Birinci Bölüm:
Eserin adı
: TEVHİD ve LEDÜN Risâlesi
Özgün adı :
Rasâletu’t-Tecrîdi fî Kelimeti’t Tevhîd
-er-Risaletü’l-Ledunniye
Müellifi
: İmam GAZÂLÎ (1058-1111)
Mütercimler :
Serkan
ÖZBURUN
Yusuf Özkan ÖZBURUN
Yayınlayan
: FURKAN Basım-Yayın / İstanbul – 0216 341 08 65-310
71 61
Yansıtan
:
Hamdi CENİK
www.sufizmveinsan.com
-Lâ ilâhe
İllallah benim kalemdir. Bu kaleye giren kimse azabımdan
kurtulur.
(K.Hadis) (13)
Sadece dilinle
“Lâ ilâhe İllallah” demen, sivrisinek kanadı
ağırlığınca ve zerrece kıymete sahip değildir. (13)
-Bedeviler iman
ettik dediler. De ki; siz iman etmediniz. Fakat İslâm’a
girdik deyin. İman kalplerinize henüz yerleşmedi. Eğer
Allah’a ve Resûlüne iman ederseniz Allah yaptığınız
güzel amellerden hiçbirinin sevabını size eksik vermez.
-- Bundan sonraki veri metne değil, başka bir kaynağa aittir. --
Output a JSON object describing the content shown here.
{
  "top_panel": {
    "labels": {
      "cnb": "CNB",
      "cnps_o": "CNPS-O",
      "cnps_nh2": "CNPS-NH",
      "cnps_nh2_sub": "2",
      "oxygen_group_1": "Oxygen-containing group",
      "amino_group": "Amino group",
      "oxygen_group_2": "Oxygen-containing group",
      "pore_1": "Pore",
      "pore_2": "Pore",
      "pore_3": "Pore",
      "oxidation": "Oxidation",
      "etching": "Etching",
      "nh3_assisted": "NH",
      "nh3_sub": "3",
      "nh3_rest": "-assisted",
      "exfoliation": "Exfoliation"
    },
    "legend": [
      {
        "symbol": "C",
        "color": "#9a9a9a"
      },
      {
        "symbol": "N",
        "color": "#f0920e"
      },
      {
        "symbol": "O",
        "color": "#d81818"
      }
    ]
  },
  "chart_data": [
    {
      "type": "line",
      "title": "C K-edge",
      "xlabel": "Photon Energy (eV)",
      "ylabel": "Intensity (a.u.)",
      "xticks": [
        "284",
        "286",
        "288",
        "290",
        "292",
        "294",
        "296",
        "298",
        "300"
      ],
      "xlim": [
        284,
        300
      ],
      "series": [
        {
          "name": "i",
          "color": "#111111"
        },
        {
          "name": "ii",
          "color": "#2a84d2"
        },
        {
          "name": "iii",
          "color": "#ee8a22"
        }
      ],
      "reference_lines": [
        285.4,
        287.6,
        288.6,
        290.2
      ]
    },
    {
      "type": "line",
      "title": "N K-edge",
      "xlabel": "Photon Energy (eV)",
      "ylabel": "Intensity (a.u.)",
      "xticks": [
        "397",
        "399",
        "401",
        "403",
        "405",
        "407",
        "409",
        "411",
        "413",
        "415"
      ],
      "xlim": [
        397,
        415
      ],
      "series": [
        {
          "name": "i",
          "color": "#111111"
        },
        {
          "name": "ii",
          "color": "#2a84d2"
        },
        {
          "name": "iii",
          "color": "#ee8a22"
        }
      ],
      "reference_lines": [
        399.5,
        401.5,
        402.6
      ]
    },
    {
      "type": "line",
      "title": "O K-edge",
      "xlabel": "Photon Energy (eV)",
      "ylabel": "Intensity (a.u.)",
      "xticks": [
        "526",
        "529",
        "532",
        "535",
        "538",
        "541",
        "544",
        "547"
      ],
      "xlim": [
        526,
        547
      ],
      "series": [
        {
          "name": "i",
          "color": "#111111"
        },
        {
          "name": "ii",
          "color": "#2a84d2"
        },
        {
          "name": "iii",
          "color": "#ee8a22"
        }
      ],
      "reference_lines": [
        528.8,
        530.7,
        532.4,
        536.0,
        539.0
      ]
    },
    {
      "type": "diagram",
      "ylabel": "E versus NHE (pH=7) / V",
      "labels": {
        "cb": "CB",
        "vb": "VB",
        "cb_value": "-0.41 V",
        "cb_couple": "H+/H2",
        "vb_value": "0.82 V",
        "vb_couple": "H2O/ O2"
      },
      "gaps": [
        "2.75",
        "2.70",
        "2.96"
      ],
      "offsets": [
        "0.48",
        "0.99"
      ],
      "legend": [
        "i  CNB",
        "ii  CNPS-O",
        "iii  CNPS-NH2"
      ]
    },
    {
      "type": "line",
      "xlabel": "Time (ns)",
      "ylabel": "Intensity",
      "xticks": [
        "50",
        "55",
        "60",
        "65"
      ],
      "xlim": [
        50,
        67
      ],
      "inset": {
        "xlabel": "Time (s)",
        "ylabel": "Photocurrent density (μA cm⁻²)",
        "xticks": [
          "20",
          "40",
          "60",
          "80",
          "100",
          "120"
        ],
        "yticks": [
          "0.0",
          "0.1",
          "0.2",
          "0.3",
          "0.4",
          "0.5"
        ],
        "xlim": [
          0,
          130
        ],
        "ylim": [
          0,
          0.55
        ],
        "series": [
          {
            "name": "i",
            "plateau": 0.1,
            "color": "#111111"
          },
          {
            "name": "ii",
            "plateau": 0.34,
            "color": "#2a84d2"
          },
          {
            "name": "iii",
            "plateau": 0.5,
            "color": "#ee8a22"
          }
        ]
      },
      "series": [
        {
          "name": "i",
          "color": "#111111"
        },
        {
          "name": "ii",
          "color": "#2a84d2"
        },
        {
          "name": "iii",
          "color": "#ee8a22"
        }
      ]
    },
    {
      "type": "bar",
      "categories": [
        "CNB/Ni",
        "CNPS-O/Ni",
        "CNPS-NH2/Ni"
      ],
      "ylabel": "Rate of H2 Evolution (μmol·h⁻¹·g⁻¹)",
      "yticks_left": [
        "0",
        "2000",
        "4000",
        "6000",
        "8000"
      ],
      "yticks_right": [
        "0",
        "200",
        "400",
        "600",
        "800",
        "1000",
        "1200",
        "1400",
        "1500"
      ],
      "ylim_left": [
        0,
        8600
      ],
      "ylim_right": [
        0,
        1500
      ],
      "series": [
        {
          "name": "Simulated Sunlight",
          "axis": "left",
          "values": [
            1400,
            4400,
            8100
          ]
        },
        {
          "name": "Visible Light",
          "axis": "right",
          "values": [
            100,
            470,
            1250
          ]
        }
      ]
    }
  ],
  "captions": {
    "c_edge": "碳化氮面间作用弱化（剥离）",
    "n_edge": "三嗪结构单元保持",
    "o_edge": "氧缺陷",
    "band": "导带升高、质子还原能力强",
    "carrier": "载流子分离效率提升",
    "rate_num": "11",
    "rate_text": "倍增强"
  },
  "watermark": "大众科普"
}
Allah Gafûr’dur, Rahîm’dir.
(Hucurat Sûresi-14) (14)
Nasıl ki; ateşi
anmak dili yakmıyor, suyu anmak boğmuyor, ekmeği anmak
doyurmuyor, kılıcı anmak kesmiyorsa… aynı şekilde
Kelime-i Tevhid kalesini sadece dille anmak da kişiyi
kötülüklerden (Allah’ın rızası dahilinde olamayan
hallerden) alıkoymaz. (15)
Âlem-i fazl;
kelime-i tevhidin hem sûretini, hem de manasını alıp,
sûretiyle dışlarını, mânâsıyla içlerini süslediler.
…
Âlem-i adl
ise; kelime-i tevhidin mânâsını değil, sûretini aldılar.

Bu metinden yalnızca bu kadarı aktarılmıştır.